Some example applications in food and refrigeration industry are:
• chilling of drinkable water,
• chilling of water for air conditioning coils,
• chilling of milk after pasteurization, and
• process cooling operations.
Chilled water systems can use either a flooded evaporator or a direct-expansion evaporator which are typically shell and tube type heat exchangers. In a flooded evaporator, refrigerant floods the shell side of the heat exchanger and is controlled by a level valve. Water being chilled passes through the tubes. Conversely, in a direct-expansion evaporator, water is carried in the shell and refrigerant is boiled inside the tubes. The rate of refrigerant flow is throttled to insure that only refrigerant gas exits the evaporator. Copper tubes mounted within a carbon steel shell is the most common construction used for chilled water evaporators.

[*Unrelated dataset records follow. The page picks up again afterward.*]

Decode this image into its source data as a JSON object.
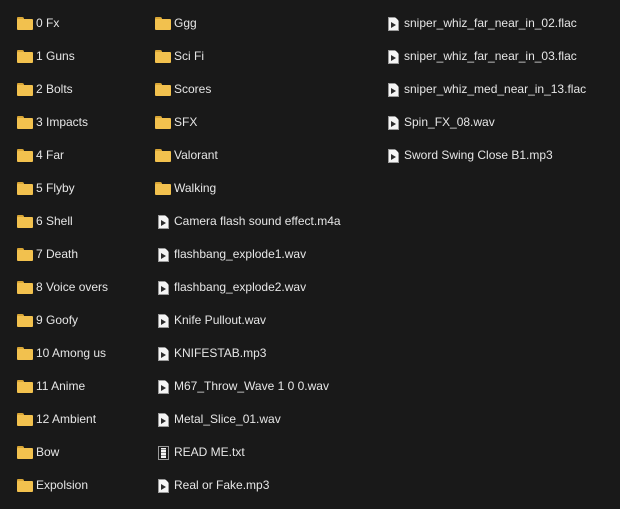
{
  "colors": {
    "background": "#191919",
    "text": "#e6e6e6",
    "folder": "#f2c14e"
  },
  "columns": [
    [
      {
        "name": "0 Fx",
        "type": "folder"
      },
      {
        "name": "1 Guns",
        "type": "folder"
      },
      {
        "name": "2 Bolts",
        "type": "folder"
      },
      {
        "name": "3 Impacts",
        "type": "folder"
      },
      {
        "name": "4 Far",
        "type": "folder"
      },
      {
        "name": "5 Flyby",
        "type": "folder"
      },
      {
        "name": "6 Shell",
        "type": "folder"
      },
      {
        "name": "7 Death",
        "type": "folder"
      },
      {
        "name": "8 Voice overs",
        "type": "folder"
      },
      {
        "name": "9 Goofy",
        "type": "folder"
      },
      {
        "name": "10 Among us",
        "type": "folder"
      },
      {
        "name": "11 Anime",
        "type": "folder"
      },
      {
        "name": "12 Ambient",
        "type": "folder"
      },
      {
        "name": "Bow",
        "type": "folder"
      },
      {
        "name": "Expolsion",
        "type": "folder"
      }
    ],
    [
      {
        "name": "Ggg",
        "type": "folder"
      },
      {
        "name": "Sci Fi",
        "type": "folder"
      },
      {
        "name": "Scores",
        "type": "folder"
      },
      {
        "name": "SFX",
        "type": "folder"
      },
      {
        "name": "Valorant",
        "type": "folder"
      },
      {
        "name": "Walking",
        "type": "folder"
      },
      {
        "name": "Camera flash sound effect.m4a",
        "type": "media"
      },
      {
        "name": "flashbang_explode1.wav",
        "type": "media"
      },
      {
        "name": "flashbang_explode2.wav",
        "type": "media"
      },
      {
        "name": "Knife Pullout.wav",
        "type": "media"
      },
      {
        "name": "KNIFESTAB.mp3",
        "type": "media"
      },
      {
        "name": "M67_Throw_Wave 1 0 0.wav",
        "type": "media"
      },
      {
        "name": "Metal_Slice_01.wav",
        "type": "media"
      },
      {
        "name": "READ ME.txt",
        "type": "text"
      },
      {
        "name": "Real or Fake.mp3",
        "type": "media"
      }
    ],
    [
      {
        "name": "sniper_whiz_far_near_in_02.flac",
        "type": "media"
      },
      {
        "name": "sniper_whiz_far_near_in_03.flac",
        "type": "media"
      },
      {
        "name": "sniper_whiz_med_near_in_13.flac",
        "type": "media"
      },
      {
        "name": "Spin_FX_08.wav",
        "type": "media"
      },
      {
        "name": "Sword Swing Close B1.mp3",
        "type": "media"
      }
    ]
  ]
}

It is important to note that if the refrigerant vaporizes on the outside surface of the tubes the evaporator is a flooded cooler; if it vaporizes inside the tubes the evaporator is a dry cooler (note that in this more common type, the mixture of liquid and vapor is evaporated completely, usually with some degree of superheating (Hewitt et al., 1994). In a flooded cooler the water or brine is circulated through the tubes, which are usually finned to provide an increment in the heat transfer rate and a decrease in the evaporator size. In a dry cooler the liquid refrigerant is contained within the tubes, and water or brine is circulated through the shell of the cooler, which serves as an evaporator. Flooded coolers are often specified for applications where shell-side vaporization of refrigerant of other liquids is desirable. Due to rapid boiling in the shell, in order to obtain high purity vapors, a vapor disengagement vessel is often welded to the main shell. Flooded coolers are particularly employed in multiple compressor systems.